A lot of what I see in the course of my work is nineteenth-century images, so I was intrigued to inspect photos from the mid- to late-twentieth century showing, for instance, machine corking; large apparatus for pasteurizing; conveyor belts; and hydraulic presses. Governor Hugh Carey, Governor George Pataki, and Senator Robert F. Kennedy glide through the pages.
From time to time I guide tour buses through Naples on the way to Canandaigua, and I enjoy telling the passengers the Widmer’s story, which gets its own chapter here. Widmer’s has a beautiful setting, and adds a special sparkle to Naples. Mr. and Mrs. Widmer moved from Switzerland in 1882, and set about planting grapes even as they were building their home. There’s one story Emerson doesn’t mention, but which his pictures still illuminate. Mr. and Mrs. Widmer wanted expansion capital at an early stage, so they went to banker Maxfield for a loan. Since he had his own winery, he turned these new competitors down. The Widmers thrived anyway, and in 1940 their son had the great satisfaction of buying the Maxfield Cellars and folding it into the business his parents had begun and built.

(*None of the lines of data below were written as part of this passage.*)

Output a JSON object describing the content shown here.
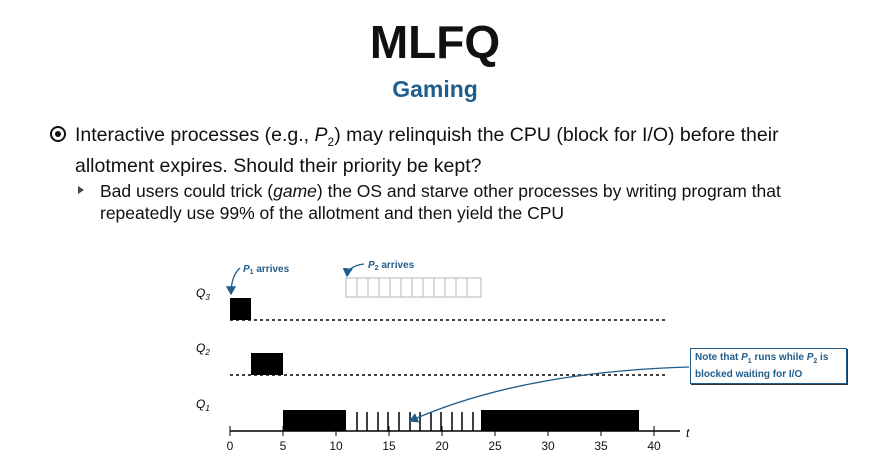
{
  "slide": {
    "title": "MLFQ",
    "subtitle": "Gaming",
    "bullet1": {
      "pre": "Interactive processes (e.g., ",
      "p": "P",
      "sub": "2",
      "post": ") may relinquish the CPU (block for I/O) before their allotment expires. Should their priority be kept?"
    },
    "bullet2": {
      "pre": "Bad users could trick (",
      "em": "game",
      "post": ") the OS and starve other processes by writing program that repeatedly use 99% of the allotment and then yield the CPU"
    }
  },
  "diagram": {
    "queues": [
      {
        "label": "Q",
        "sub": "3"
      },
      {
        "label": "Q",
        "sub": "2"
      },
      {
        "label": "Q",
        "sub": "1"
      }
    ],
    "p1_arrives": {
      "p": "P",
      "sub": "1",
      "text": " arrives"
    },
    "p2_arrives": {
      "p": "P",
      "sub": "2",
      "text": " arrives"
    },
    "axis_ticks": [
      "0",
      "5",
      "10",
      "15",
      "20",
      "25",
      "30",
      "35",
      "40"
    ],
    "axis_label": "t",
    "note": {
      "line1_pre": "Note that ",
      "p1": "P",
      "p1_sub": "1",
      "line1_mid": " runs while ",
      "p2": "P",
      "p2_sub": "2",
      "line1_post": " is",
      "line2": "blocked waiting for I/O"
    },
    "colors": {
      "accent": "#1f5d8c",
      "bar": "#000000",
      "io_box": "#c8c8c8"
    }
  }
}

Several of the wineries have their own interesting stories or offerings. Eagle Crest in Conesus was founded by Bishop McQuaid to supply communion wine for Catholic churches. Ray Fedderman in Prattsburgh was the first African American vintner. Earle Estates brews mead (a honey-based alcohol) as well as wine. At Cayuga Ridge, enthusiasts may lease, tend, and harvest ten, twenty, or thirty vines.
Of course there are many familiar faces, for the story of the wineries is, like all the other stories, a story about people. The Taylor family is here, from Walter through Greyton, Fred, and Clarence down to Walter S. So are the Franks, from Dr. Konstantin down through Willy and Fred. So is Paul Garrett, who watched his family name die out and created Garrett Chapel to preserve its memory.
Also valuable, especially for us non-specialists, is a TWENTY-PAGE appendix briefly describing grape species (some with regional names such as Aurora, Steuben, and Cayuga White), plus a ten-page glossary of grape and wine terms. The whole thing makes a very useful and enjoyable introduction to Finger Lakes winemaking. Thank you, Emerson – again!